Тетя Груня, кажется, тоже догадалась, кто мог быть супостатом.
— Ну, стервь, придет домой! Собственная дочь обворовала! — Она бросила туфли в сундук, хлопнула крышкой, замкнула замок, кованый ключ спрятала под кофточку на грудь. — Алька! — впервые позвала она так грубо. — Хватит горе горевать! Вставай, пойдешь со мной в церковь.
В руках у меня оказался огарок стеариновой свечи.
Тетя Груня продолжала:
— Пойдем, поставишь богородице, заступнице сирот. Думаешь, не вижу, как по матери изводишься. Понятно — мать есть мать, вы люди городские, воспитанные, не то что Зинка. Небось не дождется, чтоб я в поле надорвалась — на платье и на лодочки позарилась. Подумай! Вот вырастила чертово семя! Один никак в армию не уйдет, того гляди отчудит лет на пять в каталажку, вторая… Да я убью ее, своими собственными белыми руками задушу. Не хватает, чтоб в подоле принесла, на всю улицу ославила…
— В церковь не пойду! — твердо сказал я и положил огарок на скамью.
— Чего? — не поняла тетя Груня.
— Бога нет, — продолжил я. — Это суеверие, от глупости в бога верят.
— Правильно, правильно, — закивала тетя Груня. — Разве хочу разуверить? Ну, нет бога, ну и пусть его. Я ведь тебя плохому не учу.
Она замолчала на минутку, потом заговорила шепотом, таинственно, заговорщически подмигивая:
— Так-то оно так, а вдруг? — Она подмигнула и подмяла палец. — Вдруг что-нибудь да все-таки есть? Ведь недаром старики всегда ходят, а? Вдруг есть, кто знает? Вреда-то все равно не будет, если ты поставишь свечку богородице. Понял? Ты смекай, что к чему. Вреда не будет… А вдруг польза? Много еще непонятно в жизни. Конечно, у вас в городе иначе.
Собственно, логика, что вреда не будет, если я схожу с тетей Груней в соседнее село, в какую-то церковь, к каким-то попам, которых сроду и в глаза не видел, и решила дело — я пошел.
Шли полем. Было очень жарко. Хотя стояло безветрие, по хлебу разбегались волны, и в размеренном волнообразном движении хлеба было столько спокойствия и почти забытой мною безмятежности, что я даже обрадовался, что мы ушли из деревни куда-то в гости, куда-то туда, где, может быть, еще осталось вчера и не наступило сегодня.
ГЛАВА ВТОРАЯ,
в которой рассказывается о молитве героя нашего повествования.
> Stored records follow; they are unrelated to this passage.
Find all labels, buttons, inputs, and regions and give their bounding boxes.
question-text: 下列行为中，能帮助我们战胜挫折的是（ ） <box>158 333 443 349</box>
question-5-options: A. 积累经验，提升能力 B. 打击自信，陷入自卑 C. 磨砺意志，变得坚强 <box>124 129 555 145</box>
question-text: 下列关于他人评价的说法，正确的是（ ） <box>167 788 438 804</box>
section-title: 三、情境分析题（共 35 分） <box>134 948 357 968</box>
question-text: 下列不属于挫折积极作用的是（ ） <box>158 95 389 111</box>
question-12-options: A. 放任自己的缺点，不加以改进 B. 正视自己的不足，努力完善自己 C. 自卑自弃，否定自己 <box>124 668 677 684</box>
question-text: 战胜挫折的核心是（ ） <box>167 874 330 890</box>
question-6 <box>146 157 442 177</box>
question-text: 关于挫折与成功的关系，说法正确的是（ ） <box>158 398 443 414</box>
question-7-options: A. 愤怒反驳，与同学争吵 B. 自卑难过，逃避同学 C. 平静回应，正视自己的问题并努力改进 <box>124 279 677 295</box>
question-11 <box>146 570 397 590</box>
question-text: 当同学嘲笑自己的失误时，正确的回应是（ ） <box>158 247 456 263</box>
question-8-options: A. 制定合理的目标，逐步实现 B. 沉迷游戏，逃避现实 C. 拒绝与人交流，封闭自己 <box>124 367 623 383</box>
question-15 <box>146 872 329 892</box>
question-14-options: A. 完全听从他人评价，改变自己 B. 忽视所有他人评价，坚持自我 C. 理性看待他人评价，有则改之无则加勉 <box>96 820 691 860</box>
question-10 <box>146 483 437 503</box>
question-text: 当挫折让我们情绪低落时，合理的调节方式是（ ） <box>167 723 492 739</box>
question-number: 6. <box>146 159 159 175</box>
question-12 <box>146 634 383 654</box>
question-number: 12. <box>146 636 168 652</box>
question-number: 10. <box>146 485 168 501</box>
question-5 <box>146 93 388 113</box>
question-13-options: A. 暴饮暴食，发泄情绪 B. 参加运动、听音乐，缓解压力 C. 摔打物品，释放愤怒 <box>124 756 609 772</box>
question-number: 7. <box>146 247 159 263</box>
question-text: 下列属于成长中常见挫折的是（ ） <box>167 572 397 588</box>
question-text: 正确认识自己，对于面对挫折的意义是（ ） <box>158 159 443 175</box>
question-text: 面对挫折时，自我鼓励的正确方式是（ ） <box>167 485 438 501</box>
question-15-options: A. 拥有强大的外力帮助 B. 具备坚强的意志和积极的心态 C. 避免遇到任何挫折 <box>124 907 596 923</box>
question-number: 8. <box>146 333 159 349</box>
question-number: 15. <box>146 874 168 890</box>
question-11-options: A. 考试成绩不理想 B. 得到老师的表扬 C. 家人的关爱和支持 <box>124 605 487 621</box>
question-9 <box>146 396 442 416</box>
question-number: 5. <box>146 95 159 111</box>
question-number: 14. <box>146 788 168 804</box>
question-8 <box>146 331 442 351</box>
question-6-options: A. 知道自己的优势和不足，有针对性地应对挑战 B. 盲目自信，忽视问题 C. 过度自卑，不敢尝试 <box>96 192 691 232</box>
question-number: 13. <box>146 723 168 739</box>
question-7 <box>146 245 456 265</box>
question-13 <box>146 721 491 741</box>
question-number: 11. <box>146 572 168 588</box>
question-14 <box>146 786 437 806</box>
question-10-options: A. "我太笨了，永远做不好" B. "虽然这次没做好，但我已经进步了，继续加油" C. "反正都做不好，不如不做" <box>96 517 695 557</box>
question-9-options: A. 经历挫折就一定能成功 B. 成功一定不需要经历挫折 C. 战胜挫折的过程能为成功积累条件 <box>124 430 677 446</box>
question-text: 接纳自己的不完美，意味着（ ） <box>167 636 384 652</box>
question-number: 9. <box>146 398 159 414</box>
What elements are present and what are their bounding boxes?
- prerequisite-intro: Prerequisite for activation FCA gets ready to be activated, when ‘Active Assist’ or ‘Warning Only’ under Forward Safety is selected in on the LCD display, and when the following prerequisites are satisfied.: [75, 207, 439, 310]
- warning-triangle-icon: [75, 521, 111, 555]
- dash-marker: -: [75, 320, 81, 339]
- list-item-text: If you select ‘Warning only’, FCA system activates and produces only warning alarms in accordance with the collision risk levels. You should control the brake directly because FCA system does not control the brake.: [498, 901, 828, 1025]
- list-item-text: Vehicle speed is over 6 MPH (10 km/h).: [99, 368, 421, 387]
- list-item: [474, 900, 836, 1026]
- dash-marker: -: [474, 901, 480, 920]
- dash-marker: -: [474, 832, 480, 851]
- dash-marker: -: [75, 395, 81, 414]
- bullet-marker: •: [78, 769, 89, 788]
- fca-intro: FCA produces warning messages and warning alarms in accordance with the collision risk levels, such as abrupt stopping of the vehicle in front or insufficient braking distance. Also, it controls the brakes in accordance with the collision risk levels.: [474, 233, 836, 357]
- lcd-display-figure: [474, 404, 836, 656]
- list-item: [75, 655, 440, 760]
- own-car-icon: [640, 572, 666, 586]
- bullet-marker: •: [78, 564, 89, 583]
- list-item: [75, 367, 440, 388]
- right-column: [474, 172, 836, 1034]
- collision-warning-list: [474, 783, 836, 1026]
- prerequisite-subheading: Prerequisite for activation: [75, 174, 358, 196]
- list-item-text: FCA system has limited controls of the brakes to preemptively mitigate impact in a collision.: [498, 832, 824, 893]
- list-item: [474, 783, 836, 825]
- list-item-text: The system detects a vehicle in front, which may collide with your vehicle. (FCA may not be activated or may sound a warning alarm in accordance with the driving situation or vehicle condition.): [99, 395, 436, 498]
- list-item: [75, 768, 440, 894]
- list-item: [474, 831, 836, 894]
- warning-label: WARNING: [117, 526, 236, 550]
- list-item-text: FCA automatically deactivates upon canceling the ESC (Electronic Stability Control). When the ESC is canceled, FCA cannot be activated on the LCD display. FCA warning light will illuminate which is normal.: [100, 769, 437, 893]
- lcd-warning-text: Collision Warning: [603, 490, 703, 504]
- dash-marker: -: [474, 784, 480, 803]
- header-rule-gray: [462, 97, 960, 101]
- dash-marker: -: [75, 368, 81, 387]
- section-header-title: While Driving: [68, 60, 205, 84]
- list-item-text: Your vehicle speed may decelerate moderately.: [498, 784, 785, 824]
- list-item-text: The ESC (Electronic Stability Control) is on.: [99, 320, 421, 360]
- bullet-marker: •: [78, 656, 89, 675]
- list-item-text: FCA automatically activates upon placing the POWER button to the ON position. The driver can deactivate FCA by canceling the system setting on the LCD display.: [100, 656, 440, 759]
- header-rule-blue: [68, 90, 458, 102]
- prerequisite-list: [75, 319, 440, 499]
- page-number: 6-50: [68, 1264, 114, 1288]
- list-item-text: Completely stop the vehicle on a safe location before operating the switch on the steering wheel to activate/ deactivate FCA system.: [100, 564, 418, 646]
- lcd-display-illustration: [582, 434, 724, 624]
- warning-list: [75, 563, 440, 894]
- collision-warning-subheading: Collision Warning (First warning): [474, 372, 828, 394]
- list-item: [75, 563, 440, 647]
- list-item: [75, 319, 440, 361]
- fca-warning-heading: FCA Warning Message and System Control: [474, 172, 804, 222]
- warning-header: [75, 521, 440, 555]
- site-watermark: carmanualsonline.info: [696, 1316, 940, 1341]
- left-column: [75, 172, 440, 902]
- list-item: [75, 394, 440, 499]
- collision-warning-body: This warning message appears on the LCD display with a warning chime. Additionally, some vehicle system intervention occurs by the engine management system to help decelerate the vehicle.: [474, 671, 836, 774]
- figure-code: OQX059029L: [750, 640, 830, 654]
Видно, церквушку не заняли в горячие тридцатые годы под овощехранилище потому, что была она ветхой и стояла на отшибе. Река здесь текла сонно; ее можно было свободно перейти вброд или переехать на телеге.
В церкви, как иконы, висел полумрак. Пахло керосином. Народу было много — молодухи, пергаментные старушки. Мужчин, не считая меня, двое — солдат с усами и поп. Солдат стоял в темном углу, белела выцветшая гимнастерка, на ней поблескивала медаль «За отвагу». Он крестился, потом замирал, как по команде «смирно». Поп сипло что-то бубнил нараспев, его мучил кашель.
Бабы падали на колени, били поклоны, били поклоны…
Перед образами чадили керосиновые лампадки; от них-то и тянулся едкий специфический запах. Я поставил огарок домашней свечи перед изображением женщины с ребенком на руках.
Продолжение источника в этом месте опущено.